Superlatives. Things of the greatest quality or degree. Everywhere has them, even North Dakota, and oh boy, are they great. But what are they?
What are the longest, largest, smallest, tallest, oldest record-holders in North Dakota? For starters, size is a nice place to begin.
If we’re talking cities, nothing beats Fargo. The 143-year-old city boasts nearly 114,000 people (a sixth of the state’s population) and sits in a 49-square-mile footprint. Biggest city? You betcha.
On the other end of the spectrum is Ruso, a city of four near Minot. Yep, just four people. Head west from Ruso and you’ll find North Dakota’s largest lake and deepest point: Lake Sakakawea, covering nearly 480 square miles and diving as deep as 180 feet at the face of the Garrison Dam.
Oppositely, my research says Camp Lake, incidentally near Ruso, is the state’s smallest at 104 acres in size.
Let’s keep going since we’re on the subject of water. North Dakota’s longest river is not the Red River but the Sheyenne, a 591-mile, twisty, turny tributary. It’s prone to flooding in spring, giving the folks of Valley City quite a time when the snow melts.
On the subject of rivers, bridges come to mind, and North Dakota’s longest is out west on the Fort Berthold Reservation, running over Lake Sakakawea near New Town at 4,483 feet long.
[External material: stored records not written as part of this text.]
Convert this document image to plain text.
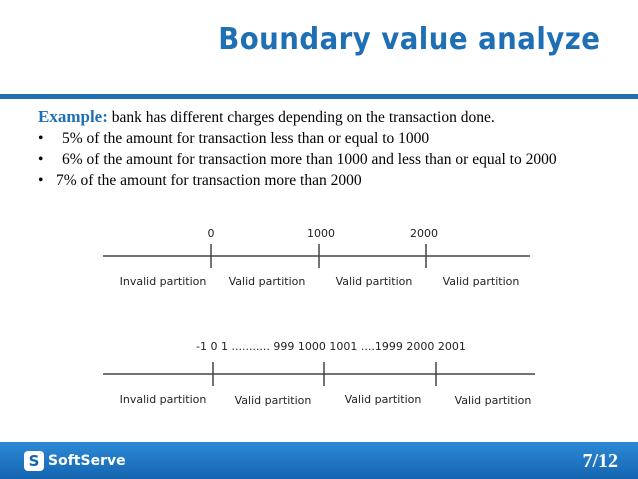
Boundary value analyze
Example: bank has different charges depending on the transaction done.
• 5% of the amount for transaction less than or equal to 1000
• 6% of the amount for transaction more than 1000 and less than or equal to 2000
• 7% of the amount for transaction more than 2000
0	1000	2000
Invalid partition Valid partition	Valid partition	Valid partition
-1 0 1 ........... 999 1000 1001 ....1999 2000 2001
Invalid partition	Valid partition	Valid partition	Valid partition
S SoftServe	7/12
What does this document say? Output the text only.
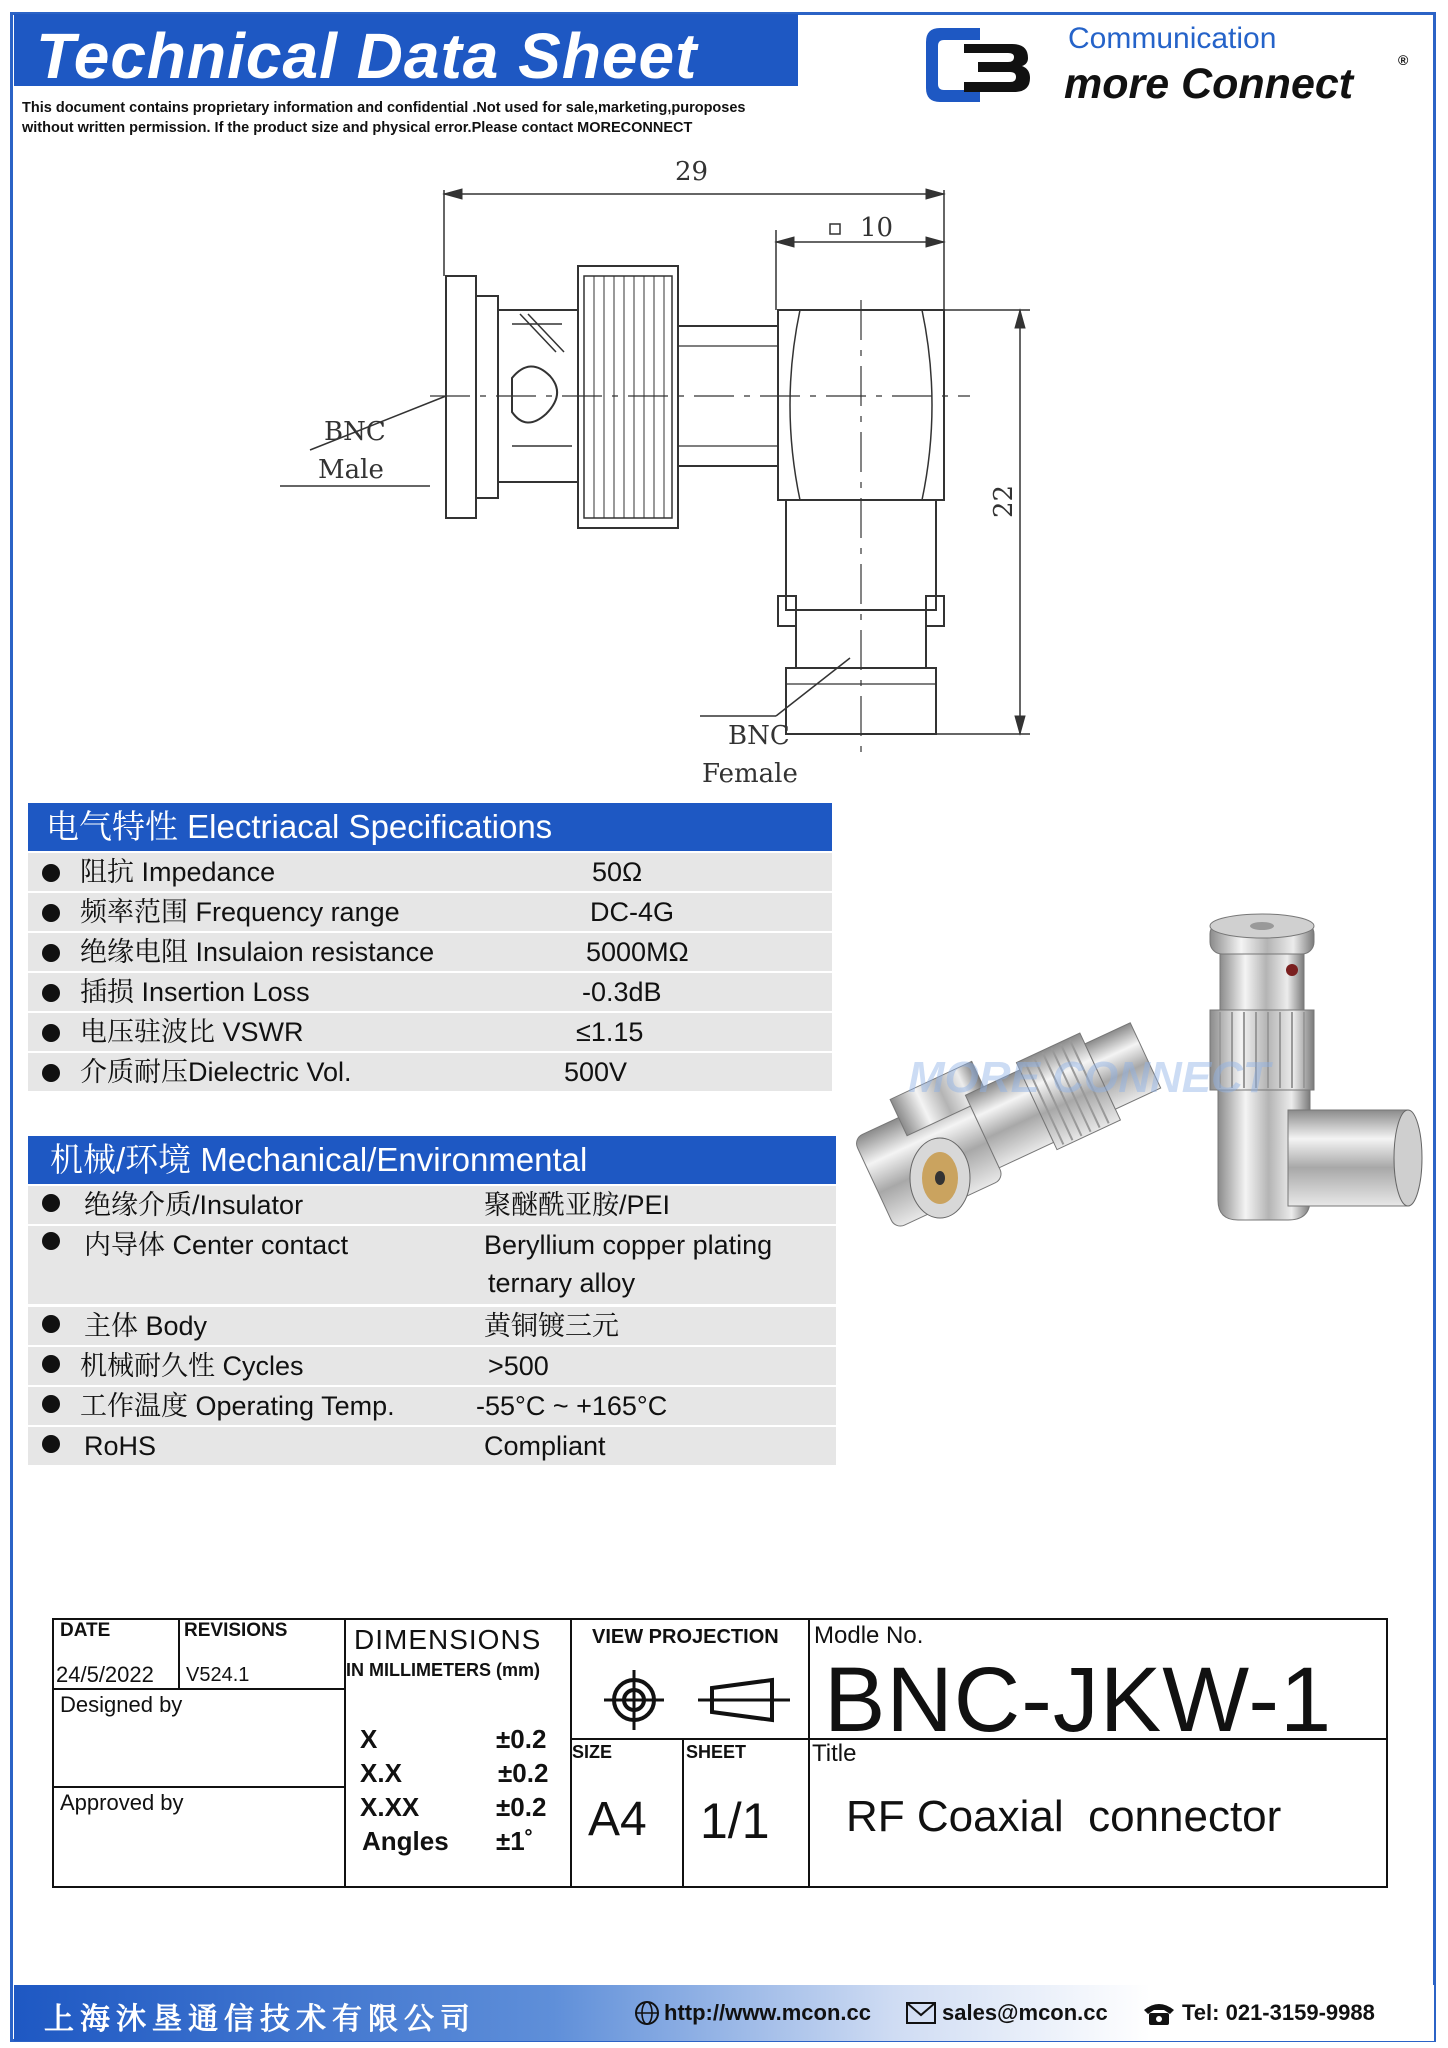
Technical Data Sheet
This document contains proprietary information and confidential .Not used for sale,marketing,puroposes
without written permission. If the product size and physical error.Please contact MORECONNECT
Communication
more Connect	®
29
10
22
BNC
Male
BNC
Female
电气特性 Electriacal Specifications
阻抗 Impedance	50Ω
频率范围 Frequency range	DC-4G
绝缘电阻 Insulaion resistance	5000MΩ
插损 Insertion Loss	-0.3dB
电压驻波比 VSWR	≤1.15
介质耐压Dielectric Vol.	500V
机械/环境 Mechanical/Environmental
绝缘介质/Insulator	聚醚酰亚胺/PEI
内导体 Center contact	Beryllium copper plating
ternary alloy
主体 Body	黄铜镀三元
机械耐久性 Cycles	>500
工作温度 Operating Temp.	-55°C ~ +165°C
RoHS	Compliant
MORE CONNECT
DATE
24/5/2022
REVISIONS
V524.1
Designed by
Approved by
DIMENSIONS
IN MILLIMETERS (mm)
X	±0.2
X.X	±0.2
X.XX	±0.2
Angles ±1˚
VIEW PROJECTION
SIZE
A4
SHEET
1/1
Modle No.
BNC-JKW-1
Title
RF Coaxial  connector
上海沐垦通信技术有限公司	http://www.mcon.cc	sales@mcon.cc	Tel: 021-3159-9988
On a completely different note, let’s examine a superlative all of us can personally strive for: North Dakota’s longevity record. Mary Schumacher of Grand Forks set that with her age of 111 years, 62 days when she passed away in 2009.
Another age superlative goes to the Gingras Trading Post near Walhalla: North Dakota’s oldest building, built in 1843 for fur trade. Fairly isolated in the northeast, this 171-year-old building lies in the vicinity of another superlative, the state’s longest road.
U.S. Highway 2 cuts through 356 miles of North Dakota on its 2,500-mile span across northern America. U.S. 2 is just five miles longer than Interstate 94 in North Dakota, which runs south through Fargo.
In the grand scheme of things, North Dakota is at the center of North America, more landlocked than central Asia. While the folks in Rugby think they claim this point of interest, some parties say it’s a few miles south near Balta.
Another superlative of continental proportions is North Dakota’s tallest structures. The KVLY-TV and KXJB-TV towers are respectively the two tallest structures in North America. Coincidentally, they stand about three miles away from each other in Traill County, both over 2,000 feet high and stabilized by guy wires.
Staying on the subject of height, our state’s tallest building is not a skyscraper like other states, but a coal-based power plant in Beulah — the Antelope Valley Station at 361 feet. Nearly a third of that height is the state’s largest tree, a cottonwood near Sheldon that stands at 115 feet tall.
Since we’re on the subject of height in nature, our state’s highest point is found out west at White Butte near Amidon at 3,506 feet above sea level. The Red River at Pembina is at the bottom of North Dakota at 750 feet.
Continuing with North Dakota’s nature records, our state hit its highest temperature in July 1936 with 121 degrees Fahrenheit in Steele. Also that year in February was the state’s lowest temperature, -60 degrees, the lowest temperature recorded east of the Rockies.
Finally, North Dakota takes another natural superlative on a grand level with the latest sunset on the summer solstice in the Lower 48. Fortuna sees the sun set at 10:03 p.m. on June 23, past bedtime for many North Dakotans.
And there you have it, my selected superlatives of North Dakota in this, its 125th year of statehood.